Don Stefano Nastasi, dopo 6 anni a Lampedusa, torna sulla terraferma.
Le parole che ripete più spesso sono «compassione e indignazione»: dice di averne imparato il vero significato a Lampedusa padre Stefano Nastasi, 42 anni, da sei sull’isola. L’altro ieri è stato il suo ultimo giorno da parroco in questo avamposto d’Italia che ha accolto migliaia di migranti. Ieri ha lasciato la sua comunità per andare a Sciacca.
«Ho avuto molto da questa terra – dice -: ho imparato a soffrire con chi soffre, ma anche ad arrabbiarmi perché un carico così grosso non può essere lasciato tutto ai lampedusani.

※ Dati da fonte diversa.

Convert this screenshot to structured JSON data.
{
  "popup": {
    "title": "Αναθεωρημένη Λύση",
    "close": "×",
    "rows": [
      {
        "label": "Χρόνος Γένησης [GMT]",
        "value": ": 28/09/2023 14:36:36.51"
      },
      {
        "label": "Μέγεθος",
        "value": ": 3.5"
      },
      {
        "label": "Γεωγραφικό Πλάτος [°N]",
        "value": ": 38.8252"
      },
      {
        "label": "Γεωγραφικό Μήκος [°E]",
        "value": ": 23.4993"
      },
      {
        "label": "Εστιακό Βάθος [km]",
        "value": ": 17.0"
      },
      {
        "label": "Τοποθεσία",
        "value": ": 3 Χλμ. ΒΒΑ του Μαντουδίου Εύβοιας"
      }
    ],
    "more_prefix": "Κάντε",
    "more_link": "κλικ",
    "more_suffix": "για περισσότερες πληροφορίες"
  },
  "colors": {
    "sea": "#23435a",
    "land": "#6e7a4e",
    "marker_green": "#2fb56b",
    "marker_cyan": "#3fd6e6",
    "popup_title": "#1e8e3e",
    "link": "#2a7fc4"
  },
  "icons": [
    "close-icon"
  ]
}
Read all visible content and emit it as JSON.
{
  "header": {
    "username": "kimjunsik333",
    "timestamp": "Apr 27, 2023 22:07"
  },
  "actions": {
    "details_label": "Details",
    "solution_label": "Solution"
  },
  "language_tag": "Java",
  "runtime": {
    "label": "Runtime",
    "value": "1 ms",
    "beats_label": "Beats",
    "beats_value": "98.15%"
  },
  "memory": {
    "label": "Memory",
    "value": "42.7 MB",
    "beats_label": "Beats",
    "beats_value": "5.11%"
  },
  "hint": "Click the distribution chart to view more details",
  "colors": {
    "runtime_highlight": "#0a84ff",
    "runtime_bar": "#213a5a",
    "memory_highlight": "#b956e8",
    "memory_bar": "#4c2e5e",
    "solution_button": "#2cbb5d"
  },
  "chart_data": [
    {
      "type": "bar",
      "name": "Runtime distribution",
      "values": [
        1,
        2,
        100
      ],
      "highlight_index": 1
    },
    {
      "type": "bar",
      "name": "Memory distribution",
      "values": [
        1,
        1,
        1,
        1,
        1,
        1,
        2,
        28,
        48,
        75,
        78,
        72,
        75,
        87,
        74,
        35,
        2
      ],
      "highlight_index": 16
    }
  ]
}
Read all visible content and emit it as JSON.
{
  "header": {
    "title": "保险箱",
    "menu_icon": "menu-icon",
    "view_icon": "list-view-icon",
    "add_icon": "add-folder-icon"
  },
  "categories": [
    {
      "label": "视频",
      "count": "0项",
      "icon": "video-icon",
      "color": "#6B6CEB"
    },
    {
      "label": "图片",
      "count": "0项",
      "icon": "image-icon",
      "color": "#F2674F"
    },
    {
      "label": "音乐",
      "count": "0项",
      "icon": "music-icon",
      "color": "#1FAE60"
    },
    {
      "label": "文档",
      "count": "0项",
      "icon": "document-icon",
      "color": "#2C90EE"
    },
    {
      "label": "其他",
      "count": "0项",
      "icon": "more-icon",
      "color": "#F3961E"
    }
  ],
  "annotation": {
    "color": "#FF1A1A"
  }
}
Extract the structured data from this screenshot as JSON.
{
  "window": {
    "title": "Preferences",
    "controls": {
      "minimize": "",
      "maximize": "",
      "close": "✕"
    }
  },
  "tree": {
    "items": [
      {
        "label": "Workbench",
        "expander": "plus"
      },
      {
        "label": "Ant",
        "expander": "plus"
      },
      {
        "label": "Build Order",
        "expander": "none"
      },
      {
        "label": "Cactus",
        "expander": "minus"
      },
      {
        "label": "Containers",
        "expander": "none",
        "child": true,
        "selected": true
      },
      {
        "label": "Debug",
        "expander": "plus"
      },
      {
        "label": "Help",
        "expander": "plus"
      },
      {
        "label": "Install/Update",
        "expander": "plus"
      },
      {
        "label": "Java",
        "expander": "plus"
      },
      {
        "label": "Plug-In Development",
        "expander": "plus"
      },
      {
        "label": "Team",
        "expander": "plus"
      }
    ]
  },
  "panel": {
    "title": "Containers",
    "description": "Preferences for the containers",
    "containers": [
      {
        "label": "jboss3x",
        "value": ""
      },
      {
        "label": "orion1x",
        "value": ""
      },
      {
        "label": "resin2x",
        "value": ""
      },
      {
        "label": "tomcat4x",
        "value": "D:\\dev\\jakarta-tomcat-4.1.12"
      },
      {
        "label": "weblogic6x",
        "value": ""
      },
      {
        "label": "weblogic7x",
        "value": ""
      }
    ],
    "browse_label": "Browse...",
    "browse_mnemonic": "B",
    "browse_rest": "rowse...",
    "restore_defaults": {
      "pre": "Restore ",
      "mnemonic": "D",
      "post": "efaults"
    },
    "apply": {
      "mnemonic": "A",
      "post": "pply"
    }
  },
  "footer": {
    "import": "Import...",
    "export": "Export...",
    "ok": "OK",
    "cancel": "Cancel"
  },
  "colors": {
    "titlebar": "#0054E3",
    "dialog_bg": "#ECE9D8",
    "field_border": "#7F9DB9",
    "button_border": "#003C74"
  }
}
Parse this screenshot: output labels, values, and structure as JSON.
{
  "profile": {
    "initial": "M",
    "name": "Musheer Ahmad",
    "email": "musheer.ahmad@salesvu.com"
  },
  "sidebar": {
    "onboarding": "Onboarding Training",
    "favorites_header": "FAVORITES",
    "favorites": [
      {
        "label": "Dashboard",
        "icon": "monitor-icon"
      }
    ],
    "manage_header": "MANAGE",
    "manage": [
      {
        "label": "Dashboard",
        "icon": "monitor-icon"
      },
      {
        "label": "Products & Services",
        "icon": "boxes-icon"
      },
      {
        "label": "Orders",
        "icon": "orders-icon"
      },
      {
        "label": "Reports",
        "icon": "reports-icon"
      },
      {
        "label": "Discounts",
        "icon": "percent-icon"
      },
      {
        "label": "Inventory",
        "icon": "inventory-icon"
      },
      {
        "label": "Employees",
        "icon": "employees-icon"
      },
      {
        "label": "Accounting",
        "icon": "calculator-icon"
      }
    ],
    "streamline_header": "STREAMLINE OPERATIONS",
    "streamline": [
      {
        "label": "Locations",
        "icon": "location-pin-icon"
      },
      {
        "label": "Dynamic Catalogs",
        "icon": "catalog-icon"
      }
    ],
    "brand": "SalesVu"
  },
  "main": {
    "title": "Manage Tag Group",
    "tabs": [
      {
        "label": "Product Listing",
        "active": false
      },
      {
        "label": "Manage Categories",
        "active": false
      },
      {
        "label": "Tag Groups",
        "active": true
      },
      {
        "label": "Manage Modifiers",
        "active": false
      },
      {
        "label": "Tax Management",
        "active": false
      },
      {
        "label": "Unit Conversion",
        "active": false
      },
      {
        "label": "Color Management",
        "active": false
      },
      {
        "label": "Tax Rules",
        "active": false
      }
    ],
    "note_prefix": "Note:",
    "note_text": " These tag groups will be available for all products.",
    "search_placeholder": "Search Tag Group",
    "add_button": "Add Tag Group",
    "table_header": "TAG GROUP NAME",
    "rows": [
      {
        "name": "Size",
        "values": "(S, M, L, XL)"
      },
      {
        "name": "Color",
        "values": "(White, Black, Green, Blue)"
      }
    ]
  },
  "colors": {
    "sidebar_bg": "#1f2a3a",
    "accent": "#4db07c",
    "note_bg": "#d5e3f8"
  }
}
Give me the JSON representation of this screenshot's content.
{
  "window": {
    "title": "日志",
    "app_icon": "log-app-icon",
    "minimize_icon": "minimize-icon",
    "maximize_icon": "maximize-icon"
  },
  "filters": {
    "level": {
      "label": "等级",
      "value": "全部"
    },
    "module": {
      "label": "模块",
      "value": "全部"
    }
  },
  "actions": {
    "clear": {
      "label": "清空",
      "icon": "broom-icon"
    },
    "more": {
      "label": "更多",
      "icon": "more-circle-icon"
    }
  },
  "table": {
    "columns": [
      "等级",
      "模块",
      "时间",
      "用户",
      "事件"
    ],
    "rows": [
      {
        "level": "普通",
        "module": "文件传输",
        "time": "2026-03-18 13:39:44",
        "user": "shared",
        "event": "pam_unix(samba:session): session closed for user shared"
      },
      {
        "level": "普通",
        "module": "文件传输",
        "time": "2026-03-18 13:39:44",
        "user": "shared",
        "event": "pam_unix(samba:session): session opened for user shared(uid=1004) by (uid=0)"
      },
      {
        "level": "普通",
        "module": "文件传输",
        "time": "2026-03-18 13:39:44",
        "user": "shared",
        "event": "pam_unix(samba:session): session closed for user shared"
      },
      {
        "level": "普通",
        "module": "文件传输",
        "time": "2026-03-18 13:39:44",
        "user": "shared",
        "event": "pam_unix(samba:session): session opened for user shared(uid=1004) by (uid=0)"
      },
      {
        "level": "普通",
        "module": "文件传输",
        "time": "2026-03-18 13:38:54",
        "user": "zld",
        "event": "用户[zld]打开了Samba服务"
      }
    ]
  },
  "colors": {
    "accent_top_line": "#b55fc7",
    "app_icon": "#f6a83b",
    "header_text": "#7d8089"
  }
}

Negli anni ho visto ministri e politici venire qui, parlare, promettere, ma di fatti, purtroppo ne ho visti pochi. E dopo il fragore che segue ai drammi, ai morti in mare, in genere c’è il silenzio».
Don Stefano, che domenica sera ha celebrato la sua ultima messa qui, è originario del Belice e dalla sua gente, provata dal terremoto, ha imparato a reagire e lottare. «Una lezione che anche i lampedusani conoscono bene», afferma. «È un popolo – spiega – che ha dato tanto in termini materiali, ma anche umani e approfittare di tanta generosità non è giusto».
«Sull’isola – racconta – si vive il Vangelo tutti i giorni, si vive quello che è scritto sulla croce che porto al petto in cui è riportata la frase di Matteo: “Quello che avrete fatto al più piccolo dei miei fratelli, l’avrete fatto a me”. Ecco, qui – aggiunge – sanno bene cosa significano queste parole».
Delle migliaia di migranti che ha incontrato ricorda gli occhi pieni di dolore e paura. «Spesso – ricorda – ci ha diviso la lingua, spesso non ci siamo capiti con le parole, ma con gli sguardi». Delle tante storie sentite, una in particolare gli è rimasta nel cuore: quella di un’eritrea che sabato ha voluto incontrarlo.
«Ci siamo abbracciati – racconta -. Era qui per dare l’ultimo saluto a un parente morto nel naufragio del 3 ottobre. Mi ha detto: “Non mi riconosci? “. Poi mi ha spiegato che c’eravamo visti proprio qui a Lampedusa 8 mesi fa, quando, assieme ad alcuni familiari, era stata salvata mentre attraversava il Canale di Sicilia su un barcone. Si è trasferita a Bari e ha imparato un po’ di italiano. Lei ce l’ha fatta. Il suo congiunto no».
Don Stefano ha celebrato i funerali di decine di disperati morti in mare. «Esequie spesso senza un parente – ricorda – perché le vittime non avevano neppure un nome».
«Purtroppo non posso essere ottimista sul futuro – si rammarica – temo che ci saranno altri morti se le cose non cambiano».
Dell’isola che tanto gli ha insegnato porterà con sé l’immagine del mare: «Un mare – conclude – che sa tornare calmo e trasparente nonostante venga scosso dalla tempesta. Proprio come si vive su questa terra».